Pictured Above: Just because downtown Riverhead is full of cars doesn’t mean it can’t be a Climate Smart Community.
Riverhead Town has pledged to become a Climate Smart Community, joining other East End towns that have pledged and then been accepted into the New York State Climate Smart Communities program.
The Riverhead Town Board voted 4-0 on July 16 to take the pledge, which would help the town receive free technical assistance, grants, and rebates for electric vehicles to assist in implementing plans to address climate change.
East Hampton was the first East End town to be designated a Climate Smart Community in 2016, followed by Southampton Town in 2017. Greenport Village and Suffolk County have also taken the pledge to become Climate Smart Communities.
While Southold Town is not a climate smart community, it has been designated a Clean Energy Community by the New York State Energy Research and Development Authority for its leadership in reducing energy use, cutting costs and driving clean energy locally.
Municipalities that take the Climate Smart Community pledge agree to inventory their emissions and set goals for emissions reduction, decrease energy use, support a green innovation economy, shift to renewable energy, use climate-smart materials management, implement climate-smart land use, enhance community resilience to climate change and inform and inspire the public.
The pledge was proposed by Town Councilwoman Catherine Kent, who serves as the liaison to the town’s environmental advisory committee, which advocated for the town to get involved with the program.
“This is a New York State program that helps us reduce greenhouse gas emissions and adapt to a changing climate,” she told the town board at its July 11 work session. “There’s a grant coming up due on July 25, which is the reason I wanted to get it in quickly.”

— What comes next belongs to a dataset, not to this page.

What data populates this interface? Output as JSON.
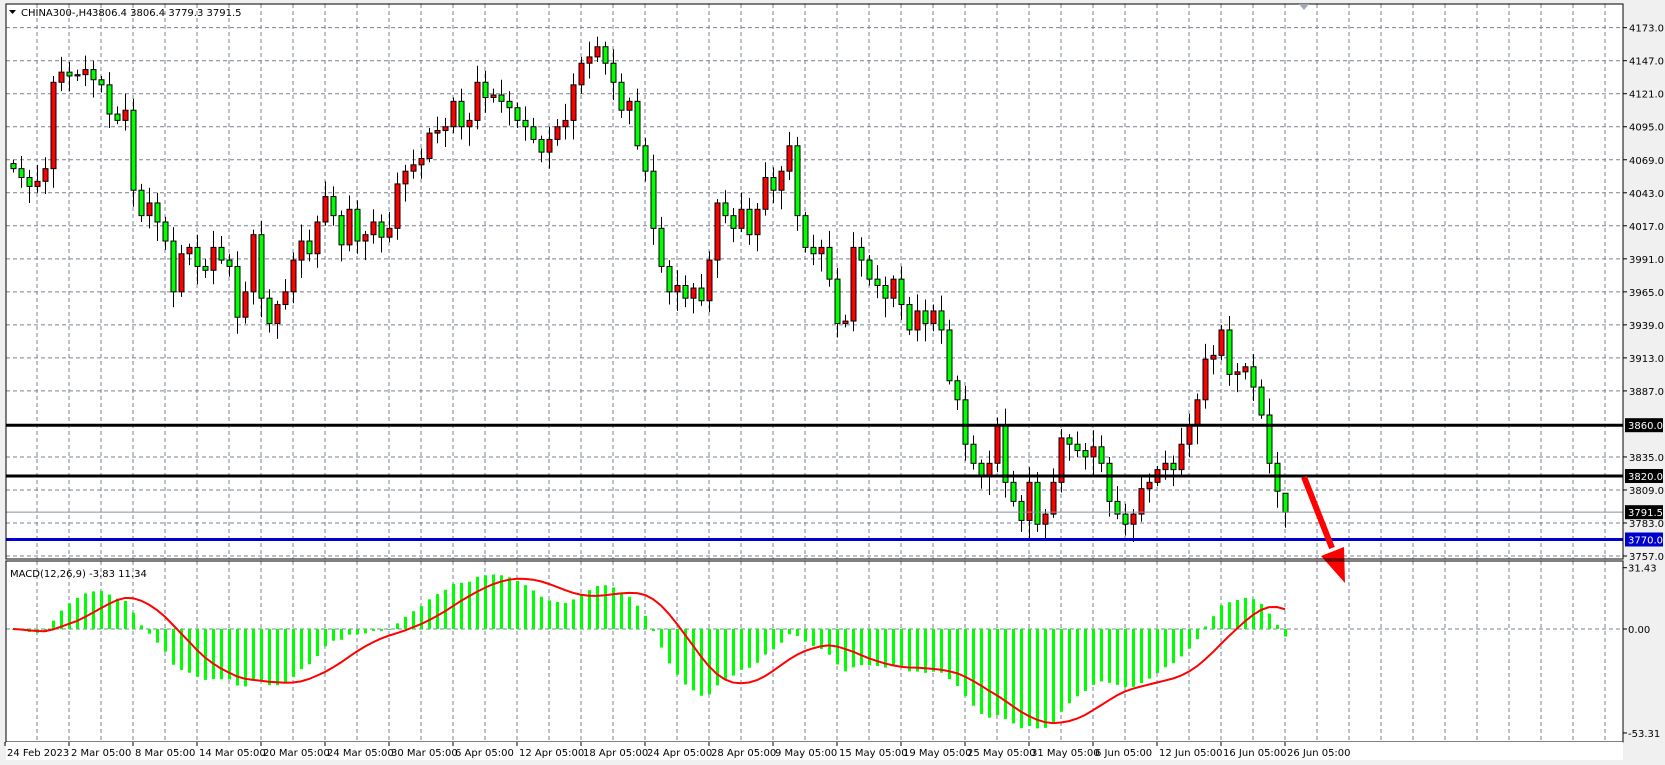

Town Councilwoman Jodi Giglio said she was skeptical of the proposal and wondered if it would have an effect on applications to the town’s land use boards, but she would be away at the July 16 meeting, so the other board members could vote on it without her.
Ms. Giglio took issue with the first paragraph of the pledge resolution, which states that “the town believes that climate change poses a real and increasing threat to our local and global environments and that it is primarily due to the burning of fossil fuels and other anthropogenic effects and we believe that climate change is going to endanger our communities and harm our farms orchards and fisheries.”

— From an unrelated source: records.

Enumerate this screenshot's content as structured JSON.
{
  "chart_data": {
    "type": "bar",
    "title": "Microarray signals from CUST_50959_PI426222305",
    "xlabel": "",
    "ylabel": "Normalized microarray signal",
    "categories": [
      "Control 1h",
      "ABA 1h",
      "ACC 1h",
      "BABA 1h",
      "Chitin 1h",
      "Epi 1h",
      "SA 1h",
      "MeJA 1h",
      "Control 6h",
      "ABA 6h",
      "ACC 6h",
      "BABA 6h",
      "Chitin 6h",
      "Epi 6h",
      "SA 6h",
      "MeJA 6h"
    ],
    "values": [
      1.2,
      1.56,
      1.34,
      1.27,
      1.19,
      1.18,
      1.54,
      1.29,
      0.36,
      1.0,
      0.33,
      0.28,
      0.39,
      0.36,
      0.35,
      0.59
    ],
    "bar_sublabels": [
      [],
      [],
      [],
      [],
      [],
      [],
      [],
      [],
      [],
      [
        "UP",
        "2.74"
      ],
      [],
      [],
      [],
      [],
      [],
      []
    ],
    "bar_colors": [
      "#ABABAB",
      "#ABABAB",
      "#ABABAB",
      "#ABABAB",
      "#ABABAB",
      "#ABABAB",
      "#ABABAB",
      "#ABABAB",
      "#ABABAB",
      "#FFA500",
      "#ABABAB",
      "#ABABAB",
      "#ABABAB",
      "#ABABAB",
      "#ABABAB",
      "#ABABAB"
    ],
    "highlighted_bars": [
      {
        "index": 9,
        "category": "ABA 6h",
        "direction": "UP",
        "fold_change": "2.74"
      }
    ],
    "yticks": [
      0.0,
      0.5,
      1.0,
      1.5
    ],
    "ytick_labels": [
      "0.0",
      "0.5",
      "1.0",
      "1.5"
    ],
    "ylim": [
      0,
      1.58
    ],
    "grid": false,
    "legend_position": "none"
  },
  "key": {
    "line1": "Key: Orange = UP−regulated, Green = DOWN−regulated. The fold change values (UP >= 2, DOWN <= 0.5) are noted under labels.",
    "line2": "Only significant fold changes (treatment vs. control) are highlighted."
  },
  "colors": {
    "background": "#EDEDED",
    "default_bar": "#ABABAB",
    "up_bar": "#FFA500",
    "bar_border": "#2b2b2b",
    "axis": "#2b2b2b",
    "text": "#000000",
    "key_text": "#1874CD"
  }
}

“I don’t know that I agree with all of it,” she said, adding that she would like to talk to members of the Long Island Farm Bureau to see if climate change is affecting their farms and orchards.

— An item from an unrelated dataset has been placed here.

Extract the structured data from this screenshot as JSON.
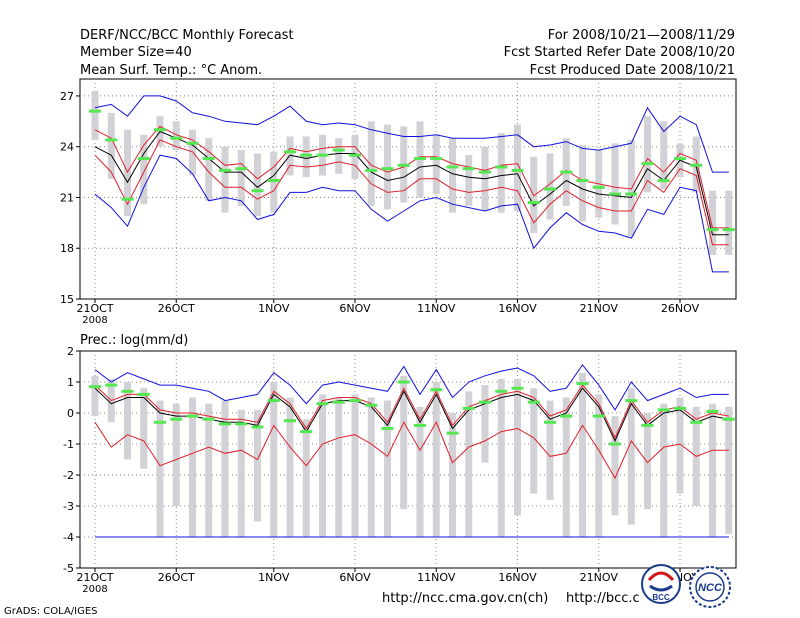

“I think everyone is in agreement there’s climate change,” countered Ms. Kent.
“As a pledge, I think it’s ok, if it’s not a firm commitment,” said Councilman Tim Hubbard.
Deputy Town Attorney Anne Marie Prudenti told the board the language in the resolution is taken directly from a model Climate Smart Community pledge provided by New York State.
“Step one of this Climate Smart initiative is to adopt a resolution in the format posted online with the State of New York,” she said. “After we adopt that, then begins process of selecting what projects that you want to do. I don’t believe every municipality could undertake all those items. It’s about which ones you want to do and how you go about doing it.”
“On a budgetary level, decreasing energy use is good for our community,” said Town Supervisor Laura Jens-Smith.
“Without debating this whole thing with global warming, this obviously opens us up to opportunities,” said Councilman Jim Wooten, adding that it would be foolish not to take advantage of those opportunities.